Page 81 of The Roads We Follow

“The thing that’s felt off—the reason the story hasn’t felt full enough to me yet.” A terrifying elation swells in my core. “I can’t tell Nonnie and Papa’s love story without including Lynn. Her part is too important to the early narrative of, well, pretty much everything Nonnie wanted and worked for in those early years. And it’s never been told before.”

“I barely even know her name,” my niece admits perfectly on cue.

“Which is precisely why her perspective will be valuable. She disappeared from the public eye for thirty years, and yet she helped shape Mama’s entire future.” I swallow. “She’s still shaping it even now.”

My fingers itch to get started with the revision of the first chapter, and I can’t wait to talk to Micah about it.

“When do you hope to show Nonnie your book?”

“As soon as the festival weekend is over. I should have the contract in hand by then.”

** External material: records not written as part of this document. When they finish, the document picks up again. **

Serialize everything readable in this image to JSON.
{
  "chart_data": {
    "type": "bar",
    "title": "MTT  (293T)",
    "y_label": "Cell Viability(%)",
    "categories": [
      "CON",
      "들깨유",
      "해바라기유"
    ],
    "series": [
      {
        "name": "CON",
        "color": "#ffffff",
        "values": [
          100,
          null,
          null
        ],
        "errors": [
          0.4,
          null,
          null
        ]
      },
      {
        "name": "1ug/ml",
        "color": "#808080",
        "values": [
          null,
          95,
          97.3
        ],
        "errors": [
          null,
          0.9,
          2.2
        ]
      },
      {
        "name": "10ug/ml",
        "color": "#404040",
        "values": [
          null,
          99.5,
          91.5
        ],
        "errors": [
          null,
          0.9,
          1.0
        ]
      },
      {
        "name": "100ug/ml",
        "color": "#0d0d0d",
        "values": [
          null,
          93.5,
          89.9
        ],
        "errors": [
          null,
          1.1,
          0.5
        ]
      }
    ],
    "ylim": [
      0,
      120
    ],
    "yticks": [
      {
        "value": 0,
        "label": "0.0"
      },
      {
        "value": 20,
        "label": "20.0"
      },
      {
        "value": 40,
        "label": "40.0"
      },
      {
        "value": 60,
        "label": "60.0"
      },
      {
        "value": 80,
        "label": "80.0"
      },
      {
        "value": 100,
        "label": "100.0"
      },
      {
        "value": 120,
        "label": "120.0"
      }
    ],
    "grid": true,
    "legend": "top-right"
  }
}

Cheyenne stands to retrieve her guitar and slides the strap over her shoulder. Some people have comfort blankets; Cheyenne has her music. She perches on the edge of the hard desk chair and forms chords but doesn’t play them. “Mama asked me to stay on the trip through Watershed.”

“She did? When did that happen?”

“After breakfast. Honestly, if I hadn’t been there to witness it myself, I would have sworn Micah had hypnotized the whole family.” She forms another chord and then strums. The low resonance of a minor chord fills the room, but I have half a mind to take the instrument away and demand her full attention. “Micah was in the kitchen with Mama and Nonnie when I got down there, and I’m not sure what happened, but they were both in good spirits. Like nothing was awkward. And then Aunt Hattie joined us, and Micah started asking some questions about our different kinds of communication styles, and soon everybody was chiming in with their thoughts and it was all so ... normal.” Cheyenne lifts her head. “For like an hour there I felt like I was in a completely different family.”

My heart swells to five times the size. Once again, Micah to the rescue.

“And then Mama asked me to talk to her on the patio, and she asked if I’d stay on this trip so we can talk more about what I want for the future. I said I would.”

“Chey, do you really want to drop out of school?” I ask softly.

She stops strumming and pats the strings. “I told Nonnie last night that I don’t want to work in finances or business—I loathe numbers. Music is my passion. Why would God give me a talent He didn’t want me to use? Some days it seems like the only reason I keep going to those classes and working at the internship program is because I’m afraid to disappoint my family—my mother, especially. But fear can’t be the reason I do or don’t do something.”

My chest thuds with resounding empathy. “Did Micah tell you that?”

She shakes her head. “I told myself that.”

Whoever says this next generation doesn’t have a clue about life should meet my niece. “It’s wise.”

“I’m open to hearing what my mama has to say, but I don’t want to be in my thirties and feel obligated to a life I didn’t choose and never wanted.”

ThatI feel. So much so that I sink back into the mattress several inches while a sharp pain wiggles it’s way under my ribs. How different would things be today if I’d asked God to show me how to use the talents He gave me when I was Cheyenne’s age? And how different would things be if I’d learned to balance those plans with the needs of my family through real communication?

If Lynn’s journals have taught me anything, it’s that. I wonder how much of Lynn and my mother’s friendship could have been saved if they’d talked to each other sooner. If they had believed the best about each other. If they had shared their hurts and fears and rejections before it was too late. There’s a thundering of conviction in my chest that’s impossible to ignore.

Despite Lynn’s faults, she raised a son who thrives on the verything she struggled with most, so much so that he was willing to step into my family’s mess even while in the midst of his own.

“Do you know where I can find Micah?” I ask Cheyenne as she strums a melody as beautiful as her soul.

“Last I saw, he was out back, talking to Nonnie.”

22

Raegan

I’m on my way to the stairs in search of Micah when I hear movement in his room. The door is cracked, so I knock as I enter. I’m fully anticipating the jabs he’ll make about me sleeping in past noon as soon as he sees me, but when I step inside the strange flying-monkey quarters, I barely recognize him. He’s the same gorgeously handsome man I saw last night, yes, but his movements are uncharacteristically erratic.

And he’s stuffing a sweatshirt into a backpack.

“Micah?” I say. “Hey, what are you—”

My question drops off when his gaze collides with mine. It’s at that exact moment Cheyenne’s words register in a totally new way. Micah was out back with Mama. Talking to her.About Dorian. Suddenly, that dizzy sensation I get when looking too far over a railing roils through me.

“You talked to Mama about Dorian?” I confirm gently.

“Yep.” His short reply ratchets my nerves even higher. My nightmare this morning feels far too much like a bad premonition now. I fight every instinct I have not to think of him and Tav as half brothers and instead try to funnel my energy into the support he needs most.